Bone Broth Part 2: HOW

OK, so, we talked about why make bone broth. (And I just scratched the surface … there are so many more bone broth benefits to explore.) Now, let's get to HOW. I take my inspiration from my mom's approach and from the always-reliable Alton Brown. I'll mix it up and am always trying some different variation to see the impact, but here's my general easy approach.

Chicken stock that's beautiful, nutrient-rich, homemade — and easy!

Chicken stock that's beautiful, nutrient-rich, homemade — and easy!


  • chicken bones (I store them in the freezer and wait until I have 2 to 2 1/2 pounds)

  • 2 or 3 carrots

  • 1 onion

  • 4 ribs of celery

  • garlic (I love garlic, so I use 4-5 cloves; Alton uses far less.)

  • water

  • fresh herbs (I'll use a little parsley and/or thyme if I have it)

  • pepper

What to do:

1. You can skip this step, but I like to start by roasting the bones.

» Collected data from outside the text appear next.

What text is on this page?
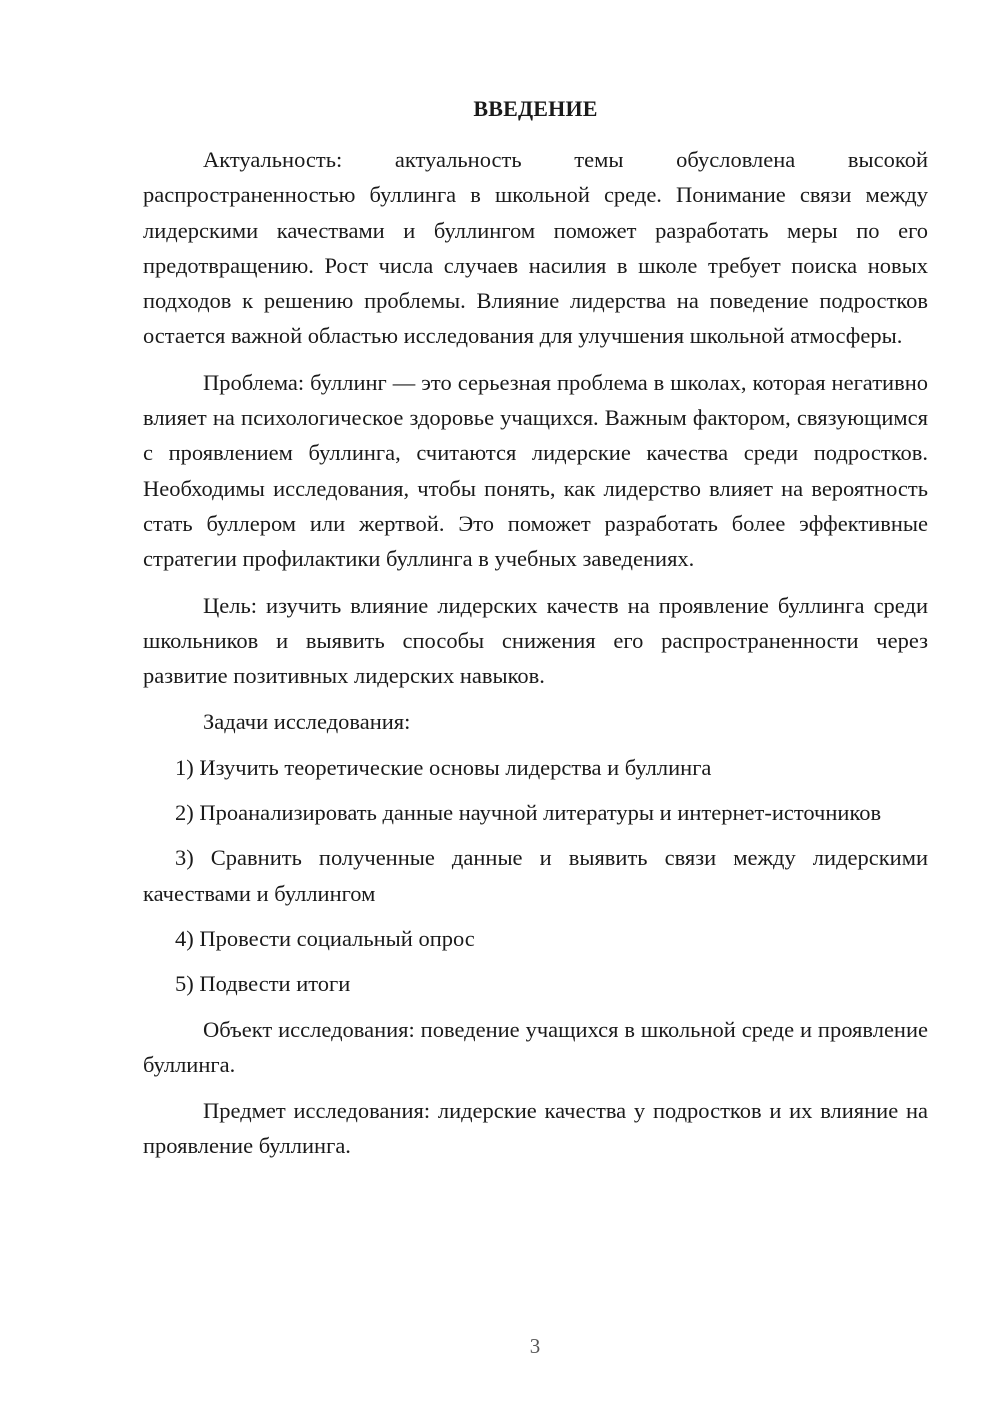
ВВЕДЕНИЕ
Актуальность: актуальность темы обусловлена высокой распространенностью буллинга в школьной среде. Понимание связи между лидерскими качествами и буллингом поможет разработать меры по его предотвращению. Рост числа случаев насилия в школе требует поиска новых подходов к решению проблемы. Влияние лидерства на поведение подростков остается важной областью исследования для улучшения школьной атмосферы.
Проблема: буллинг — это серьезная проблема в школах, которая негативно влияет на психологическое здоровье учащихся. Важным фактором, связующимся с проявлением буллинга, считаются лидерские качества среди подростков. Необходимы исследования, чтобы понять, как лидерство влияет на вероятность стать буллером или жертвой. Это поможет разработать более эффективные стратегии профилактики буллинга в учебных заведениях.
Цель: изучить влияние лидерских качеств на проявление буллинга среди школьников и выявить способы снижения его распространенности через развитие позитивных лидерских навыков.
Задачи исследования:
1) Изучить теоретические основы лидерства и буллинга
2) Проанализировать данные научной литературы и интернет-источников
3) Сравнить полученные данные и выявить связи между лидерскими качествами и буллингом
4) Провести социальный опрос
5) Подвести итоги
Объект исследования: поведение учащихся в школьной среде и проявление буллинга.
Предмет исследования: лидерские качества у подростков и их влияние на проявление буллинга.
3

Place them on a baking sheet, sprinkle with a little olive oil and place them in a 350-degree oven for about 25-30 minutes.

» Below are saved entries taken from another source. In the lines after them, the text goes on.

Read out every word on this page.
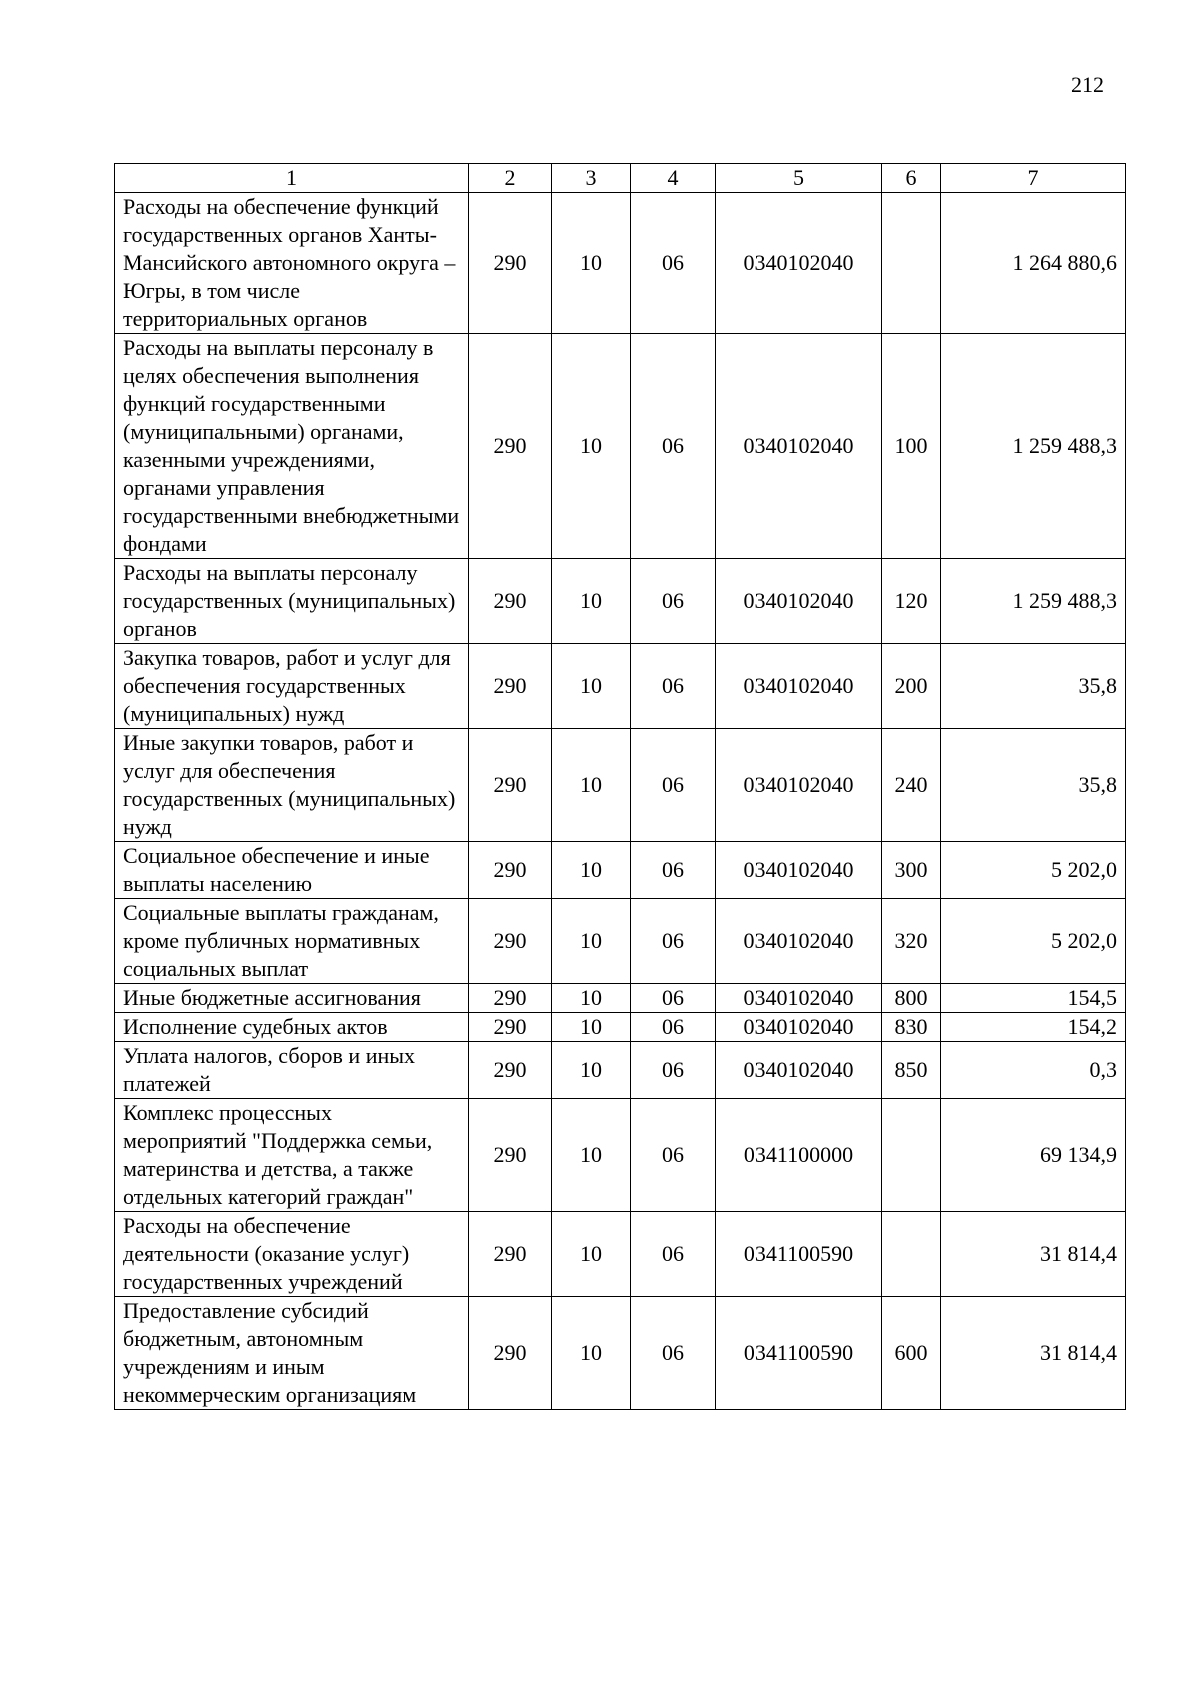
212
1	2	3	4	5	6	7
Расходы на обеспечение функций государственных органов Ханты-Мансийского автономного округа – Югры, в том числе территориальных органов	290	10	06	0340102040		1 264 880,6
Расходы на выплаты персоналу в целях обеспечения выполнения функций государственными (муниципальными) органами, казенными учреждениями, органами управления государственными внебюджетными фондами	290	10	06	0340102040	100	1 259 488,3
Расходы на выплаты персоналу государственных (муниципальных) органов	290	10	06	0340102040	120	1 259 488,3
Закупка товаров, работ и услуг для обеспечения государственных (муниципальных) нужд	290	10	06	0340102040	200	35,8
Иные закупки товаров, работ и услуг для обеспечения государственных (муниципальных) нужд	290	10	06	0340102040	240	35,8
Социальное обеспечение и иные выплаты населению	290	10	06	0340102040	300	5 202,0
Социальные выплаты гражданам, кроме публичных нормативных социальных выплат	290	10	06	0340102040	320	5 202,0
Иные бюджетные ассигнования	290	10	06	0340102040	800	154,5
Исполнение судебных актов	290	10	06	0340102040	830	154,2
Уплата налогов, сборов и иных платежей	290	10	06	0340102040	850	0,3
Комплекс процессных мероприятий "Поддержка семьи, материнства и детства, а также отдельных категорий граждан"	290	10	06	0341100000		69 134,9
Расходы на обеспечение деятельности (оказание услуг) государственных учреждений	290	10	06	0341100590		31 814,4
Предоставление субсидий бюджетным, автономным учреждениям и иным некоммерческим организациям	290	10	06	0341100590	600	31 814,4
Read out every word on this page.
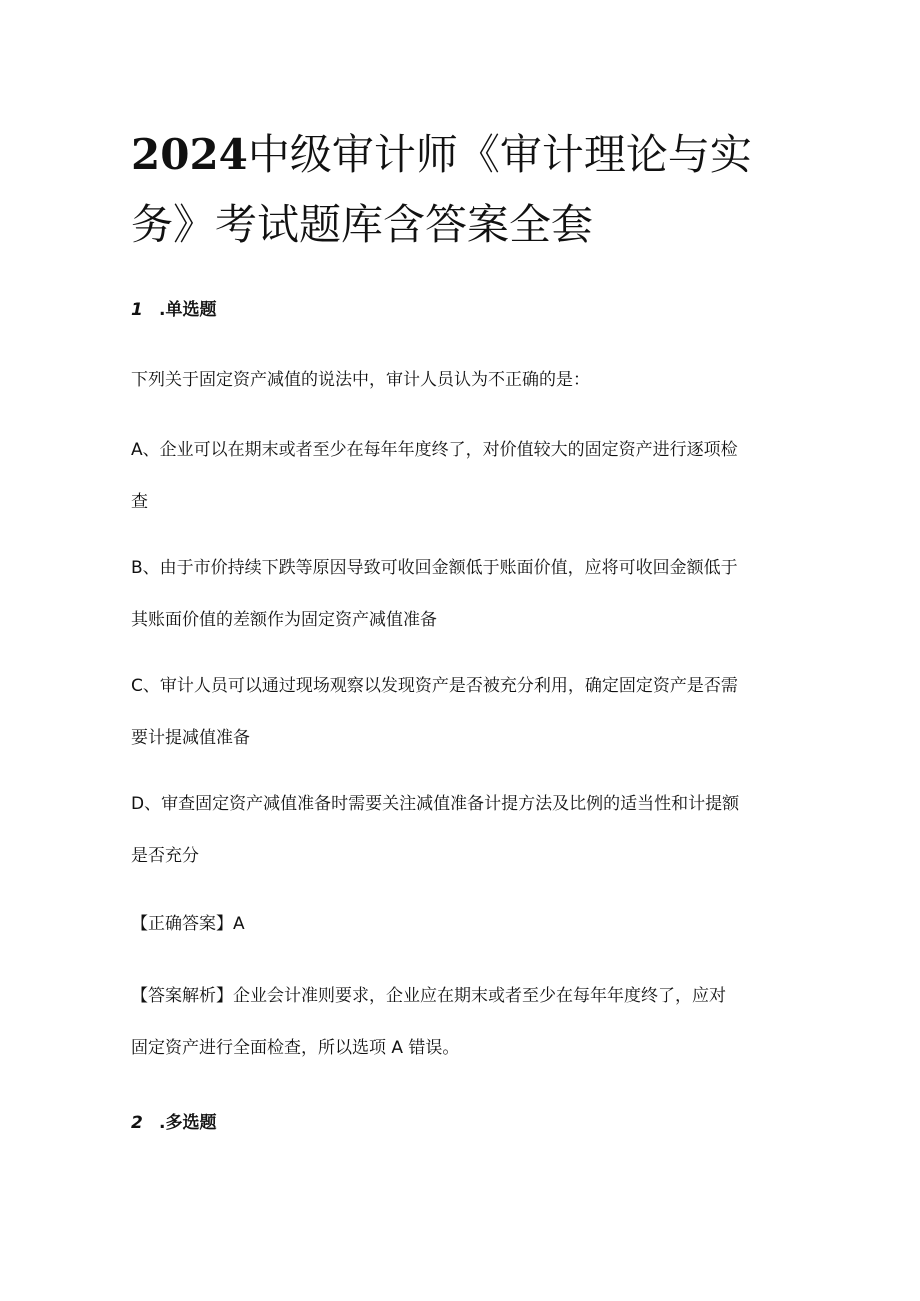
2024中级审计师《审计理论与实
务》考试题库含答案全套
1 .单选题

下列关于固定资产减值的说法中，审计人员认为不正确的是：

A、企业可以在期末或者至少在每年年度终了，对价值较大的固定资产进行逐项检
查

B、由于市价持续下跌等原因导致可收回金额低于账面价值，应将可收回金额低于
其账面价值的差额作为固定资产减值准备

C、审计人员可以通过现场观察以发现资产是否被充分利用，确定固定资产是否需
要计提减值准备

D、审查固定资产减值准备时需要关注减值准备计提方法及比例的适当性和计提额
是否充分

【正确答案】A

【答案解析】企业会计准则要求，企业应在期末或者至少在每年年度终了，应对
固定资产进行全面检查，所以选项 A 错误。

2 .多选题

2. Then, I put the bones into my slow cooker along with all the carrots (I peel and chop in half), celery (cut into thirds or fourths), onion (outer skin removed and cut into large chunks), garlic (peeled and sliced) and as much water as will fill the slow cooker (12-14 cups).

3. I cook on high for a couple hours, checking periodically for this surface "scum" that you're supposed to scrape off. Maybe it's because I buy organic chicken, but I rarely have much, if anything, to scrape off.

4. After the first two to three hours, I turn the slow cooker to low and let it simmer for about 15-16 hours (I have to reset the slow cooker from "warm" to "low" after 10 hours). This is when I'll add some fresh herbs and ground pepper.

5. A few hours later, it's time to take the broth out. (It's been cooking for 20-24 hours at this point.) Jarring is probably the most time-consuming part. I strain the broth into small jars — I use half-pints to make it easier to portion as I need it so there's less waste. Then, let the broth jars cool on the counter. When they're down to room temp, put them in the fridge.

6. Freeze the broth. I'll try to create a couple recipes using the broth when it's fresh. But homemade broth really shouldn't be in the fridge for more than a few days. So, what remains goes in the freezer. CAUTION: Some jars are not intended to be frozen and will break! (Thanks to Mom for that tip!) So, be sure to check your canning jars when you buy them.